The hardware used to implement the various illustrative logics, logical blocks, modules, and circuits described in connection with the embodiments disclosed herein may be implemented or performed with a general purpose processor, a digital signal processor (DSP), an application specific integrated circuit (TCUASIC), a field programmable gate array (FPGA) or other programmable logic device, discrete gate or transistor logic, discrete hardware components, or any combination thereof designed to perform the functions described herein. A general-purpose processor may be a microprocessor, but, in the alternative, the processor may be any conventional processor, controller, microcontroller, or state machine. A processor may also be implemented as a combination of computing devices, e.g., a combination of a DSP and a microprocessor, a plurality of microprocessors, one or more microprocessors in conjunction with a DSP core, or any other such configuration. Alternatively, some operations or methods may be performed by circuitry that is specific to a given function.
In one or more embodiments, the functions described may be implemented in hardware, software, firmware, or any combination thereof. If implemented in software, the functions may be stored as one or more instructions or code on a non-transitory computer-readable medium or non-transitory processor-readable medium. The operations of a method or algorithm disclosed herein may be embodied in a processor-executable software module, which may reside on a non-transitory computer-readable or processor-readable storage medium. Non-transitory computer-readable or processor-readable storage media may be any storage media that may be accessed by a computer or a processor. By way of example but not limitation, such non-transitory computer-readable or processor-readable media may include RAM, ROM, EEPROM, FLASH memory, CD-ROM or other optical disk storage, magnetic disk storage or other magnetic storage devices, or any other medium that may be used to store desired program code in the form of instructions or data structures and that may be accessed by a computer. Disk and disc, as used herein, includes compact disc (CD), laser disc, optical disc, digital versatile disc (DVD), floppy disk, and Blu-ray disc where disks usually reproduce data magnetically, while discs reproduce data optically with lasers. Combinations of the above are also included within the scope of non-transitory computer-readable and processor-readable media. Additionally, the operations of a method or algorithm may reside as one or any combination or set of codes and/or instructions on a non-transitory processor-readable medium and/or computer-readable medium, which may be incorporated into a computer program product.

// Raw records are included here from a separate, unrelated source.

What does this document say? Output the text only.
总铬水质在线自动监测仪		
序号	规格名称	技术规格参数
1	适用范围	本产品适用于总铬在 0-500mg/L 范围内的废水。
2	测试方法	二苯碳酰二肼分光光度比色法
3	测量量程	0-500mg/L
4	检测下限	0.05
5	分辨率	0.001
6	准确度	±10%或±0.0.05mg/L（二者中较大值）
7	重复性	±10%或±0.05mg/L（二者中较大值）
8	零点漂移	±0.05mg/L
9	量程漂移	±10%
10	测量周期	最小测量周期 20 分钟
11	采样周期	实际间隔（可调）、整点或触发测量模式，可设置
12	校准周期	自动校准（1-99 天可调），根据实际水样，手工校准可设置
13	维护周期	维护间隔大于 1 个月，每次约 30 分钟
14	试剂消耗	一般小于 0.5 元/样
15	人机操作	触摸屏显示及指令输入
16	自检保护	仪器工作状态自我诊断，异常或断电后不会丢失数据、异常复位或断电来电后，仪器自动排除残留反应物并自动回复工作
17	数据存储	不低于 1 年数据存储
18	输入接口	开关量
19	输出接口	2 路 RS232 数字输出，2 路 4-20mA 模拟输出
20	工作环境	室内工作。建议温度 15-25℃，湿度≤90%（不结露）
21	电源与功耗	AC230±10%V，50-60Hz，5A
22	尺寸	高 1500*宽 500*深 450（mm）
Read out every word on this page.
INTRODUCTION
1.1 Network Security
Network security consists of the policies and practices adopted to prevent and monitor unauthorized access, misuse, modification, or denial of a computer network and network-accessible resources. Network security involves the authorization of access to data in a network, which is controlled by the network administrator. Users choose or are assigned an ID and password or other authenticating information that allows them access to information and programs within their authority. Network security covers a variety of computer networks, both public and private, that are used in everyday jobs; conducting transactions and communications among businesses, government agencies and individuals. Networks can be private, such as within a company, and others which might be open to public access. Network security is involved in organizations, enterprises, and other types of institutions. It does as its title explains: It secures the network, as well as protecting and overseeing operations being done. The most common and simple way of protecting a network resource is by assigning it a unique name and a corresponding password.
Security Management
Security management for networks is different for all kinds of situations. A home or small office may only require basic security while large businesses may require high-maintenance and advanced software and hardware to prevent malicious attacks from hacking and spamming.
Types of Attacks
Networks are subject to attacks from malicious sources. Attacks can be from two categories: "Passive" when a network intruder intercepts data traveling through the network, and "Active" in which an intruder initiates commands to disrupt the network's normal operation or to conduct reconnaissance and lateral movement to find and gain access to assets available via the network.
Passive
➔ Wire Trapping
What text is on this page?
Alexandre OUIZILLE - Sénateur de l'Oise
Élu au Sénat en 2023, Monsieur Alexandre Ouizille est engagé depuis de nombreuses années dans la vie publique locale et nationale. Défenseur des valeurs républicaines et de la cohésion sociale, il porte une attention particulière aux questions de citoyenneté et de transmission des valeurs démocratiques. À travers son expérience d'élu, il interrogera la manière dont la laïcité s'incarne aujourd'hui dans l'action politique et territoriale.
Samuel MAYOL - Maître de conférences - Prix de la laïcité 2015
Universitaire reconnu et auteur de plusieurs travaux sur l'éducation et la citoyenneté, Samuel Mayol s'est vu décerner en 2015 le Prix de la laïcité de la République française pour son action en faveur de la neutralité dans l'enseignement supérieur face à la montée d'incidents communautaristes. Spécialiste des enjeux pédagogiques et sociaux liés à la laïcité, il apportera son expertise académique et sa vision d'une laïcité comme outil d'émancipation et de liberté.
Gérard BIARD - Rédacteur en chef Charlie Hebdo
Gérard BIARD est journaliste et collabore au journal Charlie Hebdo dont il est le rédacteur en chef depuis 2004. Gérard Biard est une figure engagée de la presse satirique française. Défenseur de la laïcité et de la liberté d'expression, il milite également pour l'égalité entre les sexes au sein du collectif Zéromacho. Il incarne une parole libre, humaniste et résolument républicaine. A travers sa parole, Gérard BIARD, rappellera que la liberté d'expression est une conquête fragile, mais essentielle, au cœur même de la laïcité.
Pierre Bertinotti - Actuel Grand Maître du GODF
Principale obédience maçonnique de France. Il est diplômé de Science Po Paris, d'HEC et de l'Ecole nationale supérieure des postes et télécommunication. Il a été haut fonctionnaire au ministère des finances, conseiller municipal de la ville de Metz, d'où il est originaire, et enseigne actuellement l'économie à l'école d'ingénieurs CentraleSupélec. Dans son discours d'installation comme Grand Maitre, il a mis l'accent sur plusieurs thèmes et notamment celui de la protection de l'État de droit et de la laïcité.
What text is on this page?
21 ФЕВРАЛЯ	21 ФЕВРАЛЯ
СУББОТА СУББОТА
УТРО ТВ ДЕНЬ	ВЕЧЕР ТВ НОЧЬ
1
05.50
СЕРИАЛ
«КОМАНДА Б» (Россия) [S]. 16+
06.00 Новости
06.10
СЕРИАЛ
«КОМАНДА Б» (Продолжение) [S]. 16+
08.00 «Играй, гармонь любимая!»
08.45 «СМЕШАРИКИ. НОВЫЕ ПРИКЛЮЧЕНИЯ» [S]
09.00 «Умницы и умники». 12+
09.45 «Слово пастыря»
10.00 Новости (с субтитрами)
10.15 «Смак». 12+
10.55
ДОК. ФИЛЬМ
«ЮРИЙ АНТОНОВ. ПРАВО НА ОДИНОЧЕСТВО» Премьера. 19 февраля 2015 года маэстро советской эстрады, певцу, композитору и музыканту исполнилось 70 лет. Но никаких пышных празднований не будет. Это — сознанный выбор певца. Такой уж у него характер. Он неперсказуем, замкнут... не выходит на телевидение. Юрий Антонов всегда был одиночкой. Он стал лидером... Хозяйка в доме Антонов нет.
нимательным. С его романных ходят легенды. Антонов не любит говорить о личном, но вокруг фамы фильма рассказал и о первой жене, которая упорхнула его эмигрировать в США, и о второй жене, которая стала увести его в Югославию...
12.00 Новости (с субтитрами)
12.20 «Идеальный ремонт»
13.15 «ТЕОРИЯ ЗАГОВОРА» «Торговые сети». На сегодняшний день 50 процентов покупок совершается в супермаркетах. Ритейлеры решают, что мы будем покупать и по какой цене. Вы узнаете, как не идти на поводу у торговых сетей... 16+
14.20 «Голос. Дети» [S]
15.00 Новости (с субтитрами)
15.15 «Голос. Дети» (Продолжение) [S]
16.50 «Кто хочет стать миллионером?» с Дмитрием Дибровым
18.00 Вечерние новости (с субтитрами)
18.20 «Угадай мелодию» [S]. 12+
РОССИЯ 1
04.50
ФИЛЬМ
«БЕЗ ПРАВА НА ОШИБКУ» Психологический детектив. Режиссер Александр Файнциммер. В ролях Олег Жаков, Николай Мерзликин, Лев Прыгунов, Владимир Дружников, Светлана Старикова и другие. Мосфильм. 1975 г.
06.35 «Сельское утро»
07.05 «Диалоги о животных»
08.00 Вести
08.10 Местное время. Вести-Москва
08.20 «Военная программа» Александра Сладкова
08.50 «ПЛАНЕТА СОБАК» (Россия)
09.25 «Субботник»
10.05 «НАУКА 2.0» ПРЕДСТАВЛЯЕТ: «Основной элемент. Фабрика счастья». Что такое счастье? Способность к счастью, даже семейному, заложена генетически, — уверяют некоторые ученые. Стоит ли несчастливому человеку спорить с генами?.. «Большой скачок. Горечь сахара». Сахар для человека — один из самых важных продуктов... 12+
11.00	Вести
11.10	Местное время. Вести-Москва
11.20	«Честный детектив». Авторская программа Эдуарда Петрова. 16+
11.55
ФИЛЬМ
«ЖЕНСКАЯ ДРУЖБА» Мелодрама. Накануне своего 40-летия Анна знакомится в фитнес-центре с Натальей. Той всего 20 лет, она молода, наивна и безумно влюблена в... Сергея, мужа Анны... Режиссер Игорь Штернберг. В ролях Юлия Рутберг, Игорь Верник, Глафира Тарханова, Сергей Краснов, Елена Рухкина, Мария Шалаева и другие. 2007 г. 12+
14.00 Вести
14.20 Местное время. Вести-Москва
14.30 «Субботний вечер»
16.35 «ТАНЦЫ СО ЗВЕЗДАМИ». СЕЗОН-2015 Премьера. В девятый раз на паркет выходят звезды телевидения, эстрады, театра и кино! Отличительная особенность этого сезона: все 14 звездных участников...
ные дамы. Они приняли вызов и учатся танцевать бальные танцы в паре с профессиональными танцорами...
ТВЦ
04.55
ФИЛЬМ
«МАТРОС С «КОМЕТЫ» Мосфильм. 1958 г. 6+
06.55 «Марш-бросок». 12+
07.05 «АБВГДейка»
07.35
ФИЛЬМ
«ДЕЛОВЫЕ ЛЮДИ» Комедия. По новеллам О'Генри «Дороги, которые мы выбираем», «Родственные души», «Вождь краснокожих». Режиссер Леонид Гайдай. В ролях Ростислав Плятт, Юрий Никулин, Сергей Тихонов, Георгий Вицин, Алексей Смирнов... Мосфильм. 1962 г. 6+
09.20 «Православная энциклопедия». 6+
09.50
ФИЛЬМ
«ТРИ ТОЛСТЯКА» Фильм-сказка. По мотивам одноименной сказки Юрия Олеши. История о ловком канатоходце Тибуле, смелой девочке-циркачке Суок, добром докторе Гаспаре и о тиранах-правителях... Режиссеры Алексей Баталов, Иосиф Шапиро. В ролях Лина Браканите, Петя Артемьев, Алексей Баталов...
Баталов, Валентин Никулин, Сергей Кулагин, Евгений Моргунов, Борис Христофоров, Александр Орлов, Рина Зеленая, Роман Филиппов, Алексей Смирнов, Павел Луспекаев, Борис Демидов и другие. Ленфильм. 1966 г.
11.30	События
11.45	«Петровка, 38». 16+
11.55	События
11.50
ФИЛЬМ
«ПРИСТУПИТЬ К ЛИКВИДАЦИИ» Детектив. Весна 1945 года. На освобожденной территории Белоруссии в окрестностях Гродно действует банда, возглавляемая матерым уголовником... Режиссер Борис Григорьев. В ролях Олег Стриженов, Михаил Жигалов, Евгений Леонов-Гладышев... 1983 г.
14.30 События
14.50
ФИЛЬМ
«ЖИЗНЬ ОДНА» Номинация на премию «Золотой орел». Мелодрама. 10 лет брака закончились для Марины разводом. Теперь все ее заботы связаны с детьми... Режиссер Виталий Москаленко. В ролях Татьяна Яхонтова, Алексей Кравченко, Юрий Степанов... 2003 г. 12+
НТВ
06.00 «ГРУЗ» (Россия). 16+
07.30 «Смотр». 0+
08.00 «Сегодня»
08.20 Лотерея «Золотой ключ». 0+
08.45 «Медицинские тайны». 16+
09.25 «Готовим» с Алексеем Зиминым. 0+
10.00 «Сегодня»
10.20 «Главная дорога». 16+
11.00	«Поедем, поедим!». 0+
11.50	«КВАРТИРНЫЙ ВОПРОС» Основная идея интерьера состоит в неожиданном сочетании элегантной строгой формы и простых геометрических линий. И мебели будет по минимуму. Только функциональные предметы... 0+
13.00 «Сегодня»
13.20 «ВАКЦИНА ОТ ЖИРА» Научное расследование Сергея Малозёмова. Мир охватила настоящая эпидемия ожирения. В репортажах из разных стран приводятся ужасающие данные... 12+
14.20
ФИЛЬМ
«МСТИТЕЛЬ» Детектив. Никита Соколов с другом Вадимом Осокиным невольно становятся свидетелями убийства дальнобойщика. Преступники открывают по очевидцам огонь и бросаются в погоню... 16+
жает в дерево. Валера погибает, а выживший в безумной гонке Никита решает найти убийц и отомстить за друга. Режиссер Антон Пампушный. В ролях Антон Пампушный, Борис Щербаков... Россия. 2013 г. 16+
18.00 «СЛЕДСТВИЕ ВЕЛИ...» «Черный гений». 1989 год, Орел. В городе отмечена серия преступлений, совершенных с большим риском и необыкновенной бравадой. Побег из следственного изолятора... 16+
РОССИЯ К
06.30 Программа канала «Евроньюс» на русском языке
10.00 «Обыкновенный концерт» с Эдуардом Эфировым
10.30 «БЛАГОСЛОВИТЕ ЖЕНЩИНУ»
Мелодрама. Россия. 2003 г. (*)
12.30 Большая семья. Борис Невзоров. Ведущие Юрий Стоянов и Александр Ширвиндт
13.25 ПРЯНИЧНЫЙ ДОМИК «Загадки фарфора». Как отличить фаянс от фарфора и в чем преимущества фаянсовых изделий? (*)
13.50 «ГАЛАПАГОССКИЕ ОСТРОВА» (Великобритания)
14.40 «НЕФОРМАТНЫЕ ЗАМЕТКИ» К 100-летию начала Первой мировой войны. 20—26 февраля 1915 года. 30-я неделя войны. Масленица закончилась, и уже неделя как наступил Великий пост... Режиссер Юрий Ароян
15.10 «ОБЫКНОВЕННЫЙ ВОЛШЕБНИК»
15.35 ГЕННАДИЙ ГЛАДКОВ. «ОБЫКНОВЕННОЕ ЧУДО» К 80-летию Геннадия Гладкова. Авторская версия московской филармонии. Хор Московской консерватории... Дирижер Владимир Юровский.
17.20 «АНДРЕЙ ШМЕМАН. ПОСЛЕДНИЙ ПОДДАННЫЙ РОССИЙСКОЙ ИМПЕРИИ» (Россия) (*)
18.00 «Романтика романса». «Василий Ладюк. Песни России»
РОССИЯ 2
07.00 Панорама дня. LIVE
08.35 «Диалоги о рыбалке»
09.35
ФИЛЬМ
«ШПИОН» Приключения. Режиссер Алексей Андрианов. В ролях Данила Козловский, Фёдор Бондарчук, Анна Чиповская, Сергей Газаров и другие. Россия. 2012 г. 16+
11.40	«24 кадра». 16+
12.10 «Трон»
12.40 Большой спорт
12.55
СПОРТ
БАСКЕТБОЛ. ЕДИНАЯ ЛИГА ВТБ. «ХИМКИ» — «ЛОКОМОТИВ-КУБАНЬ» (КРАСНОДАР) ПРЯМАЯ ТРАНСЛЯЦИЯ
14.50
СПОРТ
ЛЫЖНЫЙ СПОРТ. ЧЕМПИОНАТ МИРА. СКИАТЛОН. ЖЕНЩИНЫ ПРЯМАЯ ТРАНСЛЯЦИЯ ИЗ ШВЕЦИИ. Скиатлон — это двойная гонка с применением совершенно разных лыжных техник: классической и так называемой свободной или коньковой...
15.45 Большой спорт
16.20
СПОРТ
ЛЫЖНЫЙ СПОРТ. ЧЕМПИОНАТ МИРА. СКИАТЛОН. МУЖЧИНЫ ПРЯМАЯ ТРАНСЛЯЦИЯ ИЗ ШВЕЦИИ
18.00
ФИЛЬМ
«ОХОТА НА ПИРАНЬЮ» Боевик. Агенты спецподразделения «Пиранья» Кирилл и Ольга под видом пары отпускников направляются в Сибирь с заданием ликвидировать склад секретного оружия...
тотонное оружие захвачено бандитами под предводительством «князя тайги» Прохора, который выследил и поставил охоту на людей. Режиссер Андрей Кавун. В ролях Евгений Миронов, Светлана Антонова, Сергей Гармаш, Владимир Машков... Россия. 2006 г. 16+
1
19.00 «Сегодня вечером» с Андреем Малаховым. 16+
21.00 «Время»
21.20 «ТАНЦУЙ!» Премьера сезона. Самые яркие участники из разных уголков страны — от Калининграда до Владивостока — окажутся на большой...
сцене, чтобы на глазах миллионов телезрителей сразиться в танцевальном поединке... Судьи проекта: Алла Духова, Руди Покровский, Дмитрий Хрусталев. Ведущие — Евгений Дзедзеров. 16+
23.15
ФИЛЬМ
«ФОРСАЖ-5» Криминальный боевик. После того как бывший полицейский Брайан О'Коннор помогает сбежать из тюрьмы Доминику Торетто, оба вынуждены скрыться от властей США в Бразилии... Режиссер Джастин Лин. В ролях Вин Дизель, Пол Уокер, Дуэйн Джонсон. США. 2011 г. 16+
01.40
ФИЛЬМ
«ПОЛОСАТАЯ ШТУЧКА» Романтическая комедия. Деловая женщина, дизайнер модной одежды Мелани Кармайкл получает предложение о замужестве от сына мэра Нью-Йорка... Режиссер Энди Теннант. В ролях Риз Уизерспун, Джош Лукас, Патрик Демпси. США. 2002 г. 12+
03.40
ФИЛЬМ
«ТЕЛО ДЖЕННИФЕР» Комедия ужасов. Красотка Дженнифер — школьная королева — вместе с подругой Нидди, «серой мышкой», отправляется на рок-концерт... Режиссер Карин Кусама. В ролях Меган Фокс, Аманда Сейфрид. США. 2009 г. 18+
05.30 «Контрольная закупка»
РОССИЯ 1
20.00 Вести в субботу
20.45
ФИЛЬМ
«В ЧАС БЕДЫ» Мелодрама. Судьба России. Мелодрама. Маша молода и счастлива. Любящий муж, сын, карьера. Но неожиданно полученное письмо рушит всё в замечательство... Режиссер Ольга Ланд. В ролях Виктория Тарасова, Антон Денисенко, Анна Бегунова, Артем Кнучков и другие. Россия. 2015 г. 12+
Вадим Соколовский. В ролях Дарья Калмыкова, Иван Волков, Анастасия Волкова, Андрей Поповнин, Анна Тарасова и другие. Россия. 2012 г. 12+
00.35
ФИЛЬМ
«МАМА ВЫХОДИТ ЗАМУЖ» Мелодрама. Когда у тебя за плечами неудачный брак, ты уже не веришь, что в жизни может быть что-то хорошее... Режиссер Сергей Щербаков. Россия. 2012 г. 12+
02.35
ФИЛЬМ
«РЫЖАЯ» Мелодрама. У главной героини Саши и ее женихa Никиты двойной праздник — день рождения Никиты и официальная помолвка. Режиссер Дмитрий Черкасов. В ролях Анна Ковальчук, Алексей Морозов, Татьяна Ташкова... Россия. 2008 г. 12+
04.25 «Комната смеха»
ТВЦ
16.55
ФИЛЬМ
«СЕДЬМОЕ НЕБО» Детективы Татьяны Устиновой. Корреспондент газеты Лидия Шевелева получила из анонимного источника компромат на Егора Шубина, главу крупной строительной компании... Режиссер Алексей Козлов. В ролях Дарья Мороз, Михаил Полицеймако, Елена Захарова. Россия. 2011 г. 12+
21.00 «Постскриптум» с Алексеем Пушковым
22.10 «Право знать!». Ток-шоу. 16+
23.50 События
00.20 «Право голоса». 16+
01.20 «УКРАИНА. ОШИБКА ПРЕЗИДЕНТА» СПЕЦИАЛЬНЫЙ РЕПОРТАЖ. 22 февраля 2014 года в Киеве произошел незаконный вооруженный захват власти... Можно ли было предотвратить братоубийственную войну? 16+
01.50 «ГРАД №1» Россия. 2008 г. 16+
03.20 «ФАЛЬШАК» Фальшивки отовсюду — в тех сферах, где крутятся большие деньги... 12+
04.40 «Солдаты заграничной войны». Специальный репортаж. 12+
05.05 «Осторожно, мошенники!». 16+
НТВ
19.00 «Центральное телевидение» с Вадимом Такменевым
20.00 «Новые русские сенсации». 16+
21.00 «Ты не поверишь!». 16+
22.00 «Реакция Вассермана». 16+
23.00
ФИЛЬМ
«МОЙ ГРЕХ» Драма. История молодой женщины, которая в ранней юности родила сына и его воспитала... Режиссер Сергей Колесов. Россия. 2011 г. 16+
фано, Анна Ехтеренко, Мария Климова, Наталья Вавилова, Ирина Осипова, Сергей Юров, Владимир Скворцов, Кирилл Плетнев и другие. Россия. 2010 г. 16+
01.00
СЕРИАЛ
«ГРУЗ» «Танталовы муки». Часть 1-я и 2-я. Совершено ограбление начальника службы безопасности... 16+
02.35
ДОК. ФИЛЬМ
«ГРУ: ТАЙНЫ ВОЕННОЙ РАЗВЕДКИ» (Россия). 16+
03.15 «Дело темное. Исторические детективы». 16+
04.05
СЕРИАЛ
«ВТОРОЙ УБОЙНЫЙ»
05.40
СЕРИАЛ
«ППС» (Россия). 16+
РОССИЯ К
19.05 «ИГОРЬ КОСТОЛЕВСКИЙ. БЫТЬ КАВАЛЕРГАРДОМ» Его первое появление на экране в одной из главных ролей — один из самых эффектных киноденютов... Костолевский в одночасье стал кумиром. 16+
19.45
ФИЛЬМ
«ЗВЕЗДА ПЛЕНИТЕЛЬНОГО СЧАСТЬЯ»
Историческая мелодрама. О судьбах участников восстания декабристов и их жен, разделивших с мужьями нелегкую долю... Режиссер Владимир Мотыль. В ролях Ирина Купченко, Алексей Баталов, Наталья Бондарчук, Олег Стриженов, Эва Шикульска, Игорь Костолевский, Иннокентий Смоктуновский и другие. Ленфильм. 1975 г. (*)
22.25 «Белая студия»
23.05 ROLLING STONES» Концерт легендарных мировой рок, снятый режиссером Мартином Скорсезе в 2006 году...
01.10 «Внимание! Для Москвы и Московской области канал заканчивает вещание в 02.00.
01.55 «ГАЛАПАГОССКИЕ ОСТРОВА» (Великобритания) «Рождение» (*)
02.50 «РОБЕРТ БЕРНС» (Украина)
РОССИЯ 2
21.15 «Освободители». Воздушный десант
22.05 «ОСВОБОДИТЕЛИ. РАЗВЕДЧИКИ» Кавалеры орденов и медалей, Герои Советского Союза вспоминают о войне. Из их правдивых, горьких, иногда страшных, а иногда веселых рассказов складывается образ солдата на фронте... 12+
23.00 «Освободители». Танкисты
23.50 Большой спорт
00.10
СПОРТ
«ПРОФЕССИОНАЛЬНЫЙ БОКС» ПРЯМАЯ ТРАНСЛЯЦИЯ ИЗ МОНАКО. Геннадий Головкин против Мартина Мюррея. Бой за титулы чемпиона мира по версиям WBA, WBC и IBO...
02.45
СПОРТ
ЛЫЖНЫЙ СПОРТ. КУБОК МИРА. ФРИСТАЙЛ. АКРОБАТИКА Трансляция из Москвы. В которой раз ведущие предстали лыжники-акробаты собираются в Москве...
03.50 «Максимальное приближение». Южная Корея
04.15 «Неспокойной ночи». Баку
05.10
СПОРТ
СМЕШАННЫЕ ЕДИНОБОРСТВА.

The preceding description of the disclosed embodiments is provided to enable any person skilled in the art to make or use the claims. Various modifications to these embodiments will be readily apparent to those skilled in the art, and the generic principles defined herein may be applied to other embodiments without departing from the scope of the claims. Thus, the present disclosure is not intended to be limited to the embodiments shown herein but is to be accorded the widest scope consistent with the following claims and the principles and novel features disclosed herein.